In conclusione, volere cambiare le cose senza introdurre i necessari investimenti rende il sistema ancora peggiore del punto di partenza. Il principio del semestre filtro potrebbe essere ragionevole, forse anche migliore rispetto al test singolo finora adottato. Ma offrendo una adeguata qualità della didattica (aule, docenti, laboratori) e serietà nella valutazione sulle materie del semestre.
Con le regole approvate dal Consiglio dei ministri si avrà lo scadimento della qualità della didattica al primo semestre, con ogni probabilità si perpetuerà il meccanismo dei test ancorché modificati e spostati alla fine del semestre, e continuerà il lucroso business dei corsi di preparazione, travestiti da orientamento.
E, ancora peggio, si illuderanno migliaia di ragazzi, che, nei fatti, perderanno un semestre, per trovarsi alla fine di febbraio con un pugno di mosche in mano.
Ingegnere, professore universitario, già rettore dell'Università di Palermo, nonno. E' stato candidato alla carica di governatore della Regione siciliana nel 2017 con la coalizione di centrosinistra.
Caro Fabrizio, come dimostra la tua attenta e precisa analisi del decreto ministeriale, siamo ancora una volta di fronte ad un palese “inganno” nei confronti degli aspiranti studenti in medicina e della società. Un “rimedio peggiore del male” come da te affermato in esergo all’articolo. Gli effetti saranno disastrosi, ma la colpa, per il Ministero e il Governo, ricadrà sugli Atenei rei, a lor dire, di non aver saputo gestire situazioni, nei fatti, ingovernabili. Cosa ancor più grave, come da te sottolineato, sarà l’inevitabile abbassamento della qualità didattica in questo primo semestre iniziale, tenuto conto dei prevedibili numeri spropositati degli studenti frequentanti i vari corsi e le modalità di erogazione della didattica che i Docenti, loro malgrado, saranno costretti ad adottare.

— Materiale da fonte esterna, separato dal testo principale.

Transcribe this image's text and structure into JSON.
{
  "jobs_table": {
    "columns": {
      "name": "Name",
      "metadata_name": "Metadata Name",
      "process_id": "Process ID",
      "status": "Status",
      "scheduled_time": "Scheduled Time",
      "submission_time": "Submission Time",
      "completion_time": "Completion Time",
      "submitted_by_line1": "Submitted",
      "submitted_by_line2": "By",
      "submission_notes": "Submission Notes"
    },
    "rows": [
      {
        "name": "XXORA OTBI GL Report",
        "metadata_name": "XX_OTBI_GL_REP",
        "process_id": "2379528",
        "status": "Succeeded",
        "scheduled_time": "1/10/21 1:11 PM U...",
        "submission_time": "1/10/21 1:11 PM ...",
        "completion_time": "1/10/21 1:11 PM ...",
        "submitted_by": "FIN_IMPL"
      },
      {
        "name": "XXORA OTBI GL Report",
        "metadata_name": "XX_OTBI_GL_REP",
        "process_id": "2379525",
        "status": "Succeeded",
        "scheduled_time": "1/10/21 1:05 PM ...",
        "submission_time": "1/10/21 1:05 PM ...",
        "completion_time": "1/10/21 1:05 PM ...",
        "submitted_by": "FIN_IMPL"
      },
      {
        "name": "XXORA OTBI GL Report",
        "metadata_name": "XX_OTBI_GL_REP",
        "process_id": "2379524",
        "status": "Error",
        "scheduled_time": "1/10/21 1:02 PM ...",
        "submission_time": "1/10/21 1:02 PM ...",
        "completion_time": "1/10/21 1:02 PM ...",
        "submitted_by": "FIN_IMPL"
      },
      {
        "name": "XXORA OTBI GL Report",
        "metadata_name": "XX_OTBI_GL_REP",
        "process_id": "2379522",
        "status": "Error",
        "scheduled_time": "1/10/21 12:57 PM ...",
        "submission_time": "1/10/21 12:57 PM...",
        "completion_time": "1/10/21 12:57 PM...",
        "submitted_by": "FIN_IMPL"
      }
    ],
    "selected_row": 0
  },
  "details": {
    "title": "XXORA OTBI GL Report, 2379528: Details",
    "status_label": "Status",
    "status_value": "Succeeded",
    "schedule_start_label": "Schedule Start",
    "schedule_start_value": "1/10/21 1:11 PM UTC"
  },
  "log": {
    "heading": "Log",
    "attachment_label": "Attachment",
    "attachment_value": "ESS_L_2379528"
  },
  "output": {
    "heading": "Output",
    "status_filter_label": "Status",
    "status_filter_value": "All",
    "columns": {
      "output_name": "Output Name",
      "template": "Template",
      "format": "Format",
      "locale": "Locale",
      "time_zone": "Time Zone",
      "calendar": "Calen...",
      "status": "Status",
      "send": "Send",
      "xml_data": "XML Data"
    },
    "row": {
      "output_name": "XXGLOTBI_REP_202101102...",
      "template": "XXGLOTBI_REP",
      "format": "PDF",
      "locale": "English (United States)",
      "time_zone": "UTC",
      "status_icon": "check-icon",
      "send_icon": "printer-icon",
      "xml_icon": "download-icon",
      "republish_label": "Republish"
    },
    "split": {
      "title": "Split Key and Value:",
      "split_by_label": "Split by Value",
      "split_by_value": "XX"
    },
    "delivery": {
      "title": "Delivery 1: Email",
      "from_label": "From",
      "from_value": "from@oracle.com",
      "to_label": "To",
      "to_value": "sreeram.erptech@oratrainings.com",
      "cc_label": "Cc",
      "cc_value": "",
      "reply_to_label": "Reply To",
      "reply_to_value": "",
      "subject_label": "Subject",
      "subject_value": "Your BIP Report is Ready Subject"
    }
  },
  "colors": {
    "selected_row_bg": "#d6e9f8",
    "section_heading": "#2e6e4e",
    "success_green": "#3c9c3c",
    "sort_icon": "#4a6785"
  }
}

E i disegni “oscuri” che si celano (ma non troppo) dietro questo decreto sono facilmente riconoscibili: il costringere, se si vuole ottenere qualche risultato, alla frequenza di corsi di preparazione a pagamento. Qualcuno che ci guadagna c’è sempre eccezion fatta per gli studenti e le famiglie.
Affermava Seneca in “Epistulae ad Lucilium”: «[…] siamo nati nel vincolo di obblighi reciproci. La nostra società è come un arco fatto di pietre, che sta su perché esse si sostengono l’una con l’altra, altrimenti crollerebbe». L’arco italiano è già crollato grazie a chi ci governa.